A técnica usada para criar os enxertos é diferente da usada com as válvulas
cardíacas, embora existam muitas semelhanças entre elas. “Queremos trabalhar
juntos justamente para aperfeiçoar essas técnicas e poder criar toda uma família de
produtos que envolva a regeneração de tecidos.”
O cardiologista Francisco Costa lembra que, além de aperfeiçoar cirurgias e
transplantes já existentes, a engenharia de tecidos também poderá tratar
problemas que até agora não tinham solução, caso dos tumores de bexiga.
“Dispositivos artificiais não são resistentes à infecções, pois o nosso sistema
imunológico não consegue atacar um material que é estranho a ele. Por isso o mais
fácil é retirar o tecido infectado e substituí-lo por um tecido novo”, explica.
Antony Dell confirma que, embora as técnicas sejam inovadoras, os produtos a
serem desenvolvidos não chegarão muito caros ao mercado. “Temos que oferecer
um preço justo, já que estaremos competindo com outros produtos não tão
avançados, mas também efetivos.”
Mais recentemente, o grupo de pesquisadores colocou em prática uma
evolução da técnica de descelularização, já que o método anterior fazia
apenas o repovoamento parcial do tecido. Neste caso, além de todas as
células serem retiradas da válvula do doador cadáver, retira-se do
paciente um segmento da veia safena da perna, de onde são isoladas
células endoteliais. Estas células são expandidas em laboratório até
chegar a 6 milhões de unidades e então, semeadas na válvula.
Intercâmbio
O desafio, segundo Francisco Costa, é desenvolver uma técnica que
permita o repovoamento “in vitro” da válvula descelularizada não só com
células endoteliais, mas com todos os outros elementos celulares
presentes em uma válvula normal. “A técnica não é perfeita”, admite.

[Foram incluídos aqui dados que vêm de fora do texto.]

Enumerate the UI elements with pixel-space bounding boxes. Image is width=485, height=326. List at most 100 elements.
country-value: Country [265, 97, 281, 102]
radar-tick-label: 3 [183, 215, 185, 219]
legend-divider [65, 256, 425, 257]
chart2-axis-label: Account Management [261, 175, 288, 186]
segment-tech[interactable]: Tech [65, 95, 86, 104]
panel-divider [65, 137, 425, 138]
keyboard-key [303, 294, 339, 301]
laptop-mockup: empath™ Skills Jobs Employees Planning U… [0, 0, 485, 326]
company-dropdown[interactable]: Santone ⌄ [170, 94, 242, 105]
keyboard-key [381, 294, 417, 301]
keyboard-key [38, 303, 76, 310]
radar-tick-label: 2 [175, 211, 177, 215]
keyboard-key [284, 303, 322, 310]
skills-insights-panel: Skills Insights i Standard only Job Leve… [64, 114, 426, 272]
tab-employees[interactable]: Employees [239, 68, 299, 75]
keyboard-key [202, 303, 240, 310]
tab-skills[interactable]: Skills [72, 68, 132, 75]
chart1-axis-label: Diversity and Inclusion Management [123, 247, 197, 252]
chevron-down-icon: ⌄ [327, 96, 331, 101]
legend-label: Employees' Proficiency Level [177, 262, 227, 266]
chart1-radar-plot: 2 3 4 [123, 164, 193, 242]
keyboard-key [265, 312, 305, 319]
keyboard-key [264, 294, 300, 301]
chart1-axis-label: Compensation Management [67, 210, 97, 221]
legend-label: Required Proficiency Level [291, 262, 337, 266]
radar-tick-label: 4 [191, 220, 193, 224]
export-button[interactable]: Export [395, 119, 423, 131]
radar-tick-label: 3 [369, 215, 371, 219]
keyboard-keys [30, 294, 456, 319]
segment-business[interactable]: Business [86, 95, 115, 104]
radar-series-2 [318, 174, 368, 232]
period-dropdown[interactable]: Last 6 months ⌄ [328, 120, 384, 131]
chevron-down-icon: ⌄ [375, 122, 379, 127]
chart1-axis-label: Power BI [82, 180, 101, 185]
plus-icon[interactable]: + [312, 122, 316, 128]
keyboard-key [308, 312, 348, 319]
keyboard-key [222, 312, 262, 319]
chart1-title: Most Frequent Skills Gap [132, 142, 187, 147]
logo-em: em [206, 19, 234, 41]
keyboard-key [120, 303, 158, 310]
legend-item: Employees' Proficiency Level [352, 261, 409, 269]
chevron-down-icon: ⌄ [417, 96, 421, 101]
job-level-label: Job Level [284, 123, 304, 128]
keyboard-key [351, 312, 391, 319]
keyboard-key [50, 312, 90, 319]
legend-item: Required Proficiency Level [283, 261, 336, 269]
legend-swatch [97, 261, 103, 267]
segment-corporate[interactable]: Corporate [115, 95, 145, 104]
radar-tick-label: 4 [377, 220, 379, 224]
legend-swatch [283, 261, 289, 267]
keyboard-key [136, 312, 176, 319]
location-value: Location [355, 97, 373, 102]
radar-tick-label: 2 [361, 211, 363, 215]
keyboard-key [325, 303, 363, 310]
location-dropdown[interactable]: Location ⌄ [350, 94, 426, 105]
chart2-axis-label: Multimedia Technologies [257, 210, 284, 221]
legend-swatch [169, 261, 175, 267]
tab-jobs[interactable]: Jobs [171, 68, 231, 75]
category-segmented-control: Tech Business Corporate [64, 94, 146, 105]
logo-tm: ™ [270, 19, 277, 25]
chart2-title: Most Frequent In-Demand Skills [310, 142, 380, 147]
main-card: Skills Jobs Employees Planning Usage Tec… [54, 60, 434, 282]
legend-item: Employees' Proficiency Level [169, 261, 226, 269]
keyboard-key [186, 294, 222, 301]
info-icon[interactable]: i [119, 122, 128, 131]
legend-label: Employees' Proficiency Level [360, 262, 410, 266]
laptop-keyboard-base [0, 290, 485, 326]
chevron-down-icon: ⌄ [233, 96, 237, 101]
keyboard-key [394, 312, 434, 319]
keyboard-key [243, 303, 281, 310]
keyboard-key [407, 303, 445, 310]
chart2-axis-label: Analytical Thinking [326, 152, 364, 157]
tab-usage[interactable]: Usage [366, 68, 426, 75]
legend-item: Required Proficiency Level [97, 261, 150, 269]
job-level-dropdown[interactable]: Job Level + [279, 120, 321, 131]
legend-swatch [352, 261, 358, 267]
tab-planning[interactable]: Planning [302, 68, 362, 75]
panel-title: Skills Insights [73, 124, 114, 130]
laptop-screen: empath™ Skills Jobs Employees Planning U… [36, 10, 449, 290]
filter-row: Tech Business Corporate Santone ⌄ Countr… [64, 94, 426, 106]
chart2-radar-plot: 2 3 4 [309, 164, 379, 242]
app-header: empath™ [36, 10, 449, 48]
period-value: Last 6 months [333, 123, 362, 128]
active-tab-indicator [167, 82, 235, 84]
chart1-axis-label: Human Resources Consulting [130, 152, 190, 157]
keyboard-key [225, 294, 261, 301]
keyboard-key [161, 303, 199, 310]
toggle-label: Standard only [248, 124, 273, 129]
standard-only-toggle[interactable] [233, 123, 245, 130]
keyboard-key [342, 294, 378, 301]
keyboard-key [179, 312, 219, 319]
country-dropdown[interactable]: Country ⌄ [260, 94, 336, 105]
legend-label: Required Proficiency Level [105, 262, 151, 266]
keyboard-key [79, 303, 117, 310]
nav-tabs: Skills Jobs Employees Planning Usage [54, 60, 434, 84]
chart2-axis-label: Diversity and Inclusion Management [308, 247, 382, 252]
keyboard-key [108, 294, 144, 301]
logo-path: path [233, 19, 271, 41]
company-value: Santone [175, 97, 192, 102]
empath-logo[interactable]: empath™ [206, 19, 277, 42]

“Ainda precisamos definir quais são os melhores tipos de célula e a
quantidade que deve ser injetada, por exemplo. Para aperfeiçoar os
nossos estudos, é fundamental promover a troca de experiências com
outras instituições.”
A Universidade de Leeds, na Inglaterra, desenvolveu uma tecnologia
semelhante à da PUCPR. Mas, de acordo com Costa, o Brasil está à frente.
“Há cinco
anos
estamos
conseguindo
implantar
as
válvulas
descelularizadas em humanos”, conta. “Os pacientes estão sendo
acompanhados e têm mostrado bons resultados.”
Mais de cem pacientes já foram operados, entre eles o auxiliar de
produção Breno Fernandes Nunes, que fez o transplante de válvula há
quatro anos, pelo Sistema Único de Saúde (SUS). “O médico propôs a
nova técnica e eu e minha família aceitamos já que, de acordo com o
médico, não terei de fazer a substituição da válvula”, explica. “Hoje, levo
uma vida normal, não tenho mais problemas.”
Em janeiro, a Tissue Regenix – empresa de engenharia de tecidos que
nasceu em 2006, a partir do grupo de pesquisa da Universidade de Leeds
–, veio a Curitiba conhecer de perto o projeto da instituição paranaense.
Segundo Antony Dell, diretor executivo da empresa, o objetivo é juntar
forças e investir na pesquisa para que se possa lançar um novo produto
para o mercado o mais rápido possível. “Até agora os resultados têm sido
impressionantes, excederam as nossas expectativas”, avalia.